I'm going to be blunt and give the details of this situation, because I really need feedback and advice about it..please and thank you..
This girl and I met in college, and she's a year behind me. I fell for her and she slowly started falling for me because I was falling for her, and now we've gotten to the point of us loving each other a lot. She means so much to me and she tells me, I surprise her more and more creatively all the time (writing her things, writing songs, and other surprises), and all the time how she loves me, that i am so good to her, that she wants to keep me, and that she misses me (when im not there). Before she fell for me i wanted to date her but she didnt want that, and she still doesnt want any commitment, or a relationship.. She likes that we don't have a name for what we are, and where we are. It's clear that we really love each other.
Now for the twist...
She is friends with a lottttttttttttt of guys at school, and yes she hangs out with me a lot more than any one of them, she's incredibly attractive and extremely stylish, and almost every single one of those guys wants to get with her. I am afraid to completely trust her even though I want to because she could have any guy she wants, she loves being spoiled, and I just feel like I have issues believing everything, she's always txtingggg, and most of the time its either her best friend (girl) or boys.. and it makes me feel uneasy and suspicious... I can't fully explain why, but my imagination runs wild sooooo fast when i see that she's txting another guy. Also, I haven't performed well sexually, and so she's admitted to thinking that maybe she's not enough to stimulate me.. and Im afraid that me not being able to stay hard is making the situation more uneasy for me, and leads my imagination to think that it would be a motivating reason for her to loose interest in me, cuz she likes having a guy whose good in bed and im inexperienced..

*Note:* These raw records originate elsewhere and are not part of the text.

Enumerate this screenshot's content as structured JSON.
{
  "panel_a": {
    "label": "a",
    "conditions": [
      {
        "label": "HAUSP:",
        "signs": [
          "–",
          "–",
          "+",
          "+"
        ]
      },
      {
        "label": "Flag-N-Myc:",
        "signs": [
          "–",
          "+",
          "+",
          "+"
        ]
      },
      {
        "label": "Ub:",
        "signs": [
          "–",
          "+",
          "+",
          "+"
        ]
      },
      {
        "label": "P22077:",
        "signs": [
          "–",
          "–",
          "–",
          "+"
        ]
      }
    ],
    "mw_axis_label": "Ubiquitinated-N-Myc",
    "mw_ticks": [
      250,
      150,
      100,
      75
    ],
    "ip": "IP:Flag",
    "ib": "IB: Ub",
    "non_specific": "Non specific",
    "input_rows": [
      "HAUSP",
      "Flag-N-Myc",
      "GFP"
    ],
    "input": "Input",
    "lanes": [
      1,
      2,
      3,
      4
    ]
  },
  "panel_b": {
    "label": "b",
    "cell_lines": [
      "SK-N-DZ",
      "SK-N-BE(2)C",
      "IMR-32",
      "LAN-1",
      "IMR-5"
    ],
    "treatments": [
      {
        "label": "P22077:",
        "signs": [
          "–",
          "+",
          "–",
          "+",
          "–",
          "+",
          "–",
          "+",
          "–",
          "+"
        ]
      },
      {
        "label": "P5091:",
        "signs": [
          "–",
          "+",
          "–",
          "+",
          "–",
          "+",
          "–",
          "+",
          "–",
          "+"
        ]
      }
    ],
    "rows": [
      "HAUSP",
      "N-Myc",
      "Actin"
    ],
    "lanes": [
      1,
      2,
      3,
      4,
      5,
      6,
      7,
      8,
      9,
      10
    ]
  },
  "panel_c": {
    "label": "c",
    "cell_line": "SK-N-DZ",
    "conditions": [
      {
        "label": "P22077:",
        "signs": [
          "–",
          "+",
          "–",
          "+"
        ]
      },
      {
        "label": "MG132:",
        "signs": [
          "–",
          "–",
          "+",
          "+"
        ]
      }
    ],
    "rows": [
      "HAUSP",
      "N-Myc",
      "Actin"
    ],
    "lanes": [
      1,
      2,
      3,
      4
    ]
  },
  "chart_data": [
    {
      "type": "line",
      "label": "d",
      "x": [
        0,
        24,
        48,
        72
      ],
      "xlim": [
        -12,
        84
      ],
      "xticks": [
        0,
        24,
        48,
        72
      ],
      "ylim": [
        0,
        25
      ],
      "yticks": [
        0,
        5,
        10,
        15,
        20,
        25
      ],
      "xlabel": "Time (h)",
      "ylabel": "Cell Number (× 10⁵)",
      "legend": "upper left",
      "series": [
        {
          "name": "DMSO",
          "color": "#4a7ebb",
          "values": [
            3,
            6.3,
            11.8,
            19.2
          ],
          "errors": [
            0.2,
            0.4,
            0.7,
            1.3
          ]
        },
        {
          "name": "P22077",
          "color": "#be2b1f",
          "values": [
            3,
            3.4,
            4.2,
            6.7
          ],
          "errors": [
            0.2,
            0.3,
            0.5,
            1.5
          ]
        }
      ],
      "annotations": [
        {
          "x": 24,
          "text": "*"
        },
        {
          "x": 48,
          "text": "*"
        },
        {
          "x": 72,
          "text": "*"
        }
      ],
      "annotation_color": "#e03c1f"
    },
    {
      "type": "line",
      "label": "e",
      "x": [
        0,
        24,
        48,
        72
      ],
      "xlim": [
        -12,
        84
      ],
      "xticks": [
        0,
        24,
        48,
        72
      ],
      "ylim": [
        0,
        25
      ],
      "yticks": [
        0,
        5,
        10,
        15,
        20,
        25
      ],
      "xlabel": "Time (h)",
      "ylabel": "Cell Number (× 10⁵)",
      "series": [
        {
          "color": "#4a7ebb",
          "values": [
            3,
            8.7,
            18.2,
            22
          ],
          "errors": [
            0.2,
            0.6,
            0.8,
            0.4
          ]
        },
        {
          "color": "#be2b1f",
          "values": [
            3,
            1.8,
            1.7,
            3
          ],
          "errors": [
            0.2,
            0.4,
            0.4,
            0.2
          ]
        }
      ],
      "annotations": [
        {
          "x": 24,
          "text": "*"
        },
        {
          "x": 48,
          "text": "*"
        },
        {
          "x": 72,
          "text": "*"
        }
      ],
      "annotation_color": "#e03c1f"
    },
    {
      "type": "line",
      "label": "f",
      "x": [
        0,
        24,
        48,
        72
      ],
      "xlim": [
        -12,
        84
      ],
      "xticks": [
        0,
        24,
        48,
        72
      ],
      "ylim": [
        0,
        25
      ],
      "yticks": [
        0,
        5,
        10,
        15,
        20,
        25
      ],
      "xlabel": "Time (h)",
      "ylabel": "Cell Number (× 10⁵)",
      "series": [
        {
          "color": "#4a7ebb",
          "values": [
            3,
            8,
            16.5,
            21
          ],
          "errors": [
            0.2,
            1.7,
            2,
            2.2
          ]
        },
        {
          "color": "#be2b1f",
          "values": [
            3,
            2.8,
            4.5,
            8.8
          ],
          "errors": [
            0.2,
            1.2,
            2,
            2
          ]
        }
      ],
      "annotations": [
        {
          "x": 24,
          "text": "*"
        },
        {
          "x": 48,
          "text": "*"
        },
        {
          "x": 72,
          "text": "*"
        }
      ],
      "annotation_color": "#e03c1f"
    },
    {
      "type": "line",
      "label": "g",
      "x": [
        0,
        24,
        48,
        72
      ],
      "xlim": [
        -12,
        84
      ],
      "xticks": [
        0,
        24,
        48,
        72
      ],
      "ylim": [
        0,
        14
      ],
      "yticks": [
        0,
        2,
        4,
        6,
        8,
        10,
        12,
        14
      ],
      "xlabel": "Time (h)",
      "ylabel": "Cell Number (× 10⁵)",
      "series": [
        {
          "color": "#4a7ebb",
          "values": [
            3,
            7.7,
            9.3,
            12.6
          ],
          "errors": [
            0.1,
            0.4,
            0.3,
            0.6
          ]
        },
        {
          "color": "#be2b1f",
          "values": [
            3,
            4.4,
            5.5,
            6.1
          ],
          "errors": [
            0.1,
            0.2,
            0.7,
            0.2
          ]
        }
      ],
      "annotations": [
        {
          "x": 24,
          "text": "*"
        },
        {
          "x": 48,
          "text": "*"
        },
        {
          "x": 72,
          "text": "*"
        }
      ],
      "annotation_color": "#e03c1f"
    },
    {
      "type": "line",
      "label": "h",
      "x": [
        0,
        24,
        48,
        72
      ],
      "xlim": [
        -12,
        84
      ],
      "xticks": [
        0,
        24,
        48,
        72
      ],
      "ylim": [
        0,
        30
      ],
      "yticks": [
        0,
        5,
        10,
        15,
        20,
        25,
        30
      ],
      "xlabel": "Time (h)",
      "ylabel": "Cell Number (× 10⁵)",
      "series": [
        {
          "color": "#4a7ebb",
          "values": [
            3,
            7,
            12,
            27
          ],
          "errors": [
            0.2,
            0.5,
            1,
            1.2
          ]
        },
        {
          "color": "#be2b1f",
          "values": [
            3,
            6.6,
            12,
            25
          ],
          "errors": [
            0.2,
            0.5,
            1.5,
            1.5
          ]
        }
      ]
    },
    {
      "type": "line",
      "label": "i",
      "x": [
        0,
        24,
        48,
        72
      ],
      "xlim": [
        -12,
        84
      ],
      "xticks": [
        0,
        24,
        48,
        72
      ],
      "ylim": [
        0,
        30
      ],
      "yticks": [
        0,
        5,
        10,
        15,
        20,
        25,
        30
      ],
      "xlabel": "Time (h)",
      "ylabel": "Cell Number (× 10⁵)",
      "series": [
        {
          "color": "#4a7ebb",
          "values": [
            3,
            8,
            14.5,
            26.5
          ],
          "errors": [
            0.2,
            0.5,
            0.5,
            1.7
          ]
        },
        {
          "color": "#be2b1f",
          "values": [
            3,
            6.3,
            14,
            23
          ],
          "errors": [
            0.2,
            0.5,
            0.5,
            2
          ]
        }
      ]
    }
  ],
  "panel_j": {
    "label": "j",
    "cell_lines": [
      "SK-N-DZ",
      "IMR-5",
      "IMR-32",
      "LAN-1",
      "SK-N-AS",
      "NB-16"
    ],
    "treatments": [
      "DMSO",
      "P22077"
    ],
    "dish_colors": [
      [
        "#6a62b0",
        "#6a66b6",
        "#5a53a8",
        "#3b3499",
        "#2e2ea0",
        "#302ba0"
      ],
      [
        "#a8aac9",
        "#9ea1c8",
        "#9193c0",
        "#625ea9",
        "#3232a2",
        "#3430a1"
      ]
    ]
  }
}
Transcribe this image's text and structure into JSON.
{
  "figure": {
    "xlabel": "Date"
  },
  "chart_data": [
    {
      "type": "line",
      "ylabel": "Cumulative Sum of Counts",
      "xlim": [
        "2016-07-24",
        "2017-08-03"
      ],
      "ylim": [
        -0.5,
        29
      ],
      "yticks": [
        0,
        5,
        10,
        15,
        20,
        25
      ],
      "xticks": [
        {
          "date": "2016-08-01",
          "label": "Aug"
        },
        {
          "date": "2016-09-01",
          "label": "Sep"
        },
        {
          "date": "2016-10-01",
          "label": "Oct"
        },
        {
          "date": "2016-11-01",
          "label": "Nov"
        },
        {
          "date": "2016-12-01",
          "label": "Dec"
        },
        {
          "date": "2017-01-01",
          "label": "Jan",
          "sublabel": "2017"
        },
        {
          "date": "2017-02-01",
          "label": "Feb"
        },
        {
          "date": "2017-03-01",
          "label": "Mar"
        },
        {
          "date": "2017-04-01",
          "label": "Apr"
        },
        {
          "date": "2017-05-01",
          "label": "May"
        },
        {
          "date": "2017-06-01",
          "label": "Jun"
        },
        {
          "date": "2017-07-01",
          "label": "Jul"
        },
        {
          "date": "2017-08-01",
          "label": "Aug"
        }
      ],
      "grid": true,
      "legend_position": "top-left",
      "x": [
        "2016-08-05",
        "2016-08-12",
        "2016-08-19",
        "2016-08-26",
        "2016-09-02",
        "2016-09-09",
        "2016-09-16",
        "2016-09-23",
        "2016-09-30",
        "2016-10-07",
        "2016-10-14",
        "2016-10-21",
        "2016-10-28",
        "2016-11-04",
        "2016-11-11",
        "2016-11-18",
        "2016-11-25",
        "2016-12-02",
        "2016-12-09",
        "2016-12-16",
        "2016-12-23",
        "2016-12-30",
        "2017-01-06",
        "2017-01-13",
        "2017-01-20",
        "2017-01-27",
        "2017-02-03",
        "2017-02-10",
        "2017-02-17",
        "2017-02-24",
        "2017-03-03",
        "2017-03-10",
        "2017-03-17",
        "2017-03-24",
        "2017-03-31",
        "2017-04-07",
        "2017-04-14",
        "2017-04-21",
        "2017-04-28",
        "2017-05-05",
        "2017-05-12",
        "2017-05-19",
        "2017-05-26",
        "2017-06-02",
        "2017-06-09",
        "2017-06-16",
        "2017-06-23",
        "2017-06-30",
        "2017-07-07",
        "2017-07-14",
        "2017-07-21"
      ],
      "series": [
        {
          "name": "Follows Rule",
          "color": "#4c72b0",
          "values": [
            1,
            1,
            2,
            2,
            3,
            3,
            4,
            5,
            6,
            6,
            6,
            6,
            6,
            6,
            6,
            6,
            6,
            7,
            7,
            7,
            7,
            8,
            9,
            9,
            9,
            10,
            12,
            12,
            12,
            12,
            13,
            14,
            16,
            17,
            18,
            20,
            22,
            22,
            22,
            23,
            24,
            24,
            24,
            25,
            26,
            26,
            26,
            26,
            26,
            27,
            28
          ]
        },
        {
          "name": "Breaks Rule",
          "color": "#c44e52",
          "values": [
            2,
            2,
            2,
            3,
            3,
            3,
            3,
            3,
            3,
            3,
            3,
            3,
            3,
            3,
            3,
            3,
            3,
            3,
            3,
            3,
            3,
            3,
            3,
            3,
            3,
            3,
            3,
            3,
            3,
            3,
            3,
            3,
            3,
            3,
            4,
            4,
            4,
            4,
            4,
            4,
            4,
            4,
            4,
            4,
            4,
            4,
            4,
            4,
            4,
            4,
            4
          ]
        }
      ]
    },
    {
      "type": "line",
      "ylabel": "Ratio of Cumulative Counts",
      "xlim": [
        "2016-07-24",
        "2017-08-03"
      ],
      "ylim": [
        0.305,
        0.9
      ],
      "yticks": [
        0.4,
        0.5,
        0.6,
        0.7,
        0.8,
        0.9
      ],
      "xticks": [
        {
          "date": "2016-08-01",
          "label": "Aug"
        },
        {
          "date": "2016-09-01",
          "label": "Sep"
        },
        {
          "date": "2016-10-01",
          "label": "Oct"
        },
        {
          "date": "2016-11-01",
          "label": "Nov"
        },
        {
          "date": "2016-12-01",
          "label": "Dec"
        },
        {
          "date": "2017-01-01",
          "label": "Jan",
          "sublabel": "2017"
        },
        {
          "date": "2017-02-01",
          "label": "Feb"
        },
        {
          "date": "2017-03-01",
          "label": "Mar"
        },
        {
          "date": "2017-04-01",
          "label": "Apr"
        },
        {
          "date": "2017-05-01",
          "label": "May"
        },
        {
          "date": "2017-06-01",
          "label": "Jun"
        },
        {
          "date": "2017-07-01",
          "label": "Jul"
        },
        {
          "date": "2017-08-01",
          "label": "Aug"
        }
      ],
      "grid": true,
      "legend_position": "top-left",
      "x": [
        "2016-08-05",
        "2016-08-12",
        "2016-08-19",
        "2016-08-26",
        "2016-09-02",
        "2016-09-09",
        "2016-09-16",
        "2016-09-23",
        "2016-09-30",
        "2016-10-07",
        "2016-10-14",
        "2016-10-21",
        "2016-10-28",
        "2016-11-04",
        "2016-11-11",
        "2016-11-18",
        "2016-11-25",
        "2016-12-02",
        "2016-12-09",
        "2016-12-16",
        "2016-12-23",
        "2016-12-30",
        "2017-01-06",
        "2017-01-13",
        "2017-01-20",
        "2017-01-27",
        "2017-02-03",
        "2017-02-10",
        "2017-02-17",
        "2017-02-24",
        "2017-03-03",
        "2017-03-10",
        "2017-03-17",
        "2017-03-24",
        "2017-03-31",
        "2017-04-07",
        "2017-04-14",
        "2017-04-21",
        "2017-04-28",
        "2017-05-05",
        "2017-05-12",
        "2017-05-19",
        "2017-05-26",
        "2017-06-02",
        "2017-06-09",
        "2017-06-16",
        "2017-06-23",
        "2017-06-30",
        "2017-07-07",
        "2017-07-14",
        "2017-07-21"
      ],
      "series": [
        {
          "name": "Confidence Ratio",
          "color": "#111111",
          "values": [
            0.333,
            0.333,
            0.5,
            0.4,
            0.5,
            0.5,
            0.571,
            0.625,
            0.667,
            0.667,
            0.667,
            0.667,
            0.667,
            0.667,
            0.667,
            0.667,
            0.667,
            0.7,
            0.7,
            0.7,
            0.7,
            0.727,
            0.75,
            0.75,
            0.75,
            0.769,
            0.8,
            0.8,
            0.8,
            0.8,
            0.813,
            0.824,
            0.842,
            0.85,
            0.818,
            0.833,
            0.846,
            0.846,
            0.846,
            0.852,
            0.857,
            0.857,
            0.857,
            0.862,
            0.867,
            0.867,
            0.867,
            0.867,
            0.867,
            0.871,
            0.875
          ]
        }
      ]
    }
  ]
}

She shows affection in saying that she loves me, and has tried doing a couple things for me, but doesn't seem to go out of her way to do things for me the way I do for her, but she keeps every single thing i give to and do for her... She tells me she loves me and for me to stop doubting it... that it pisses her off.. and I feel really pressured to make sure I am good at intercourse (I satisfy her a lottttt with other methods).. and really, I feel like everything is just some big thing made up in my head built off of insecurities, vigilant fear to believe everything (my parents betrayed my trust for years as a teenager), fear of be played for attention and love, and not knowing how to act like a 20 year old man.. I cannot express how much this is boiling inside me (and yes I see counseling), but I honestly need to hear a girl's side and opinion of this situation with this girl, what she says, and the relationship between her and I.. Please.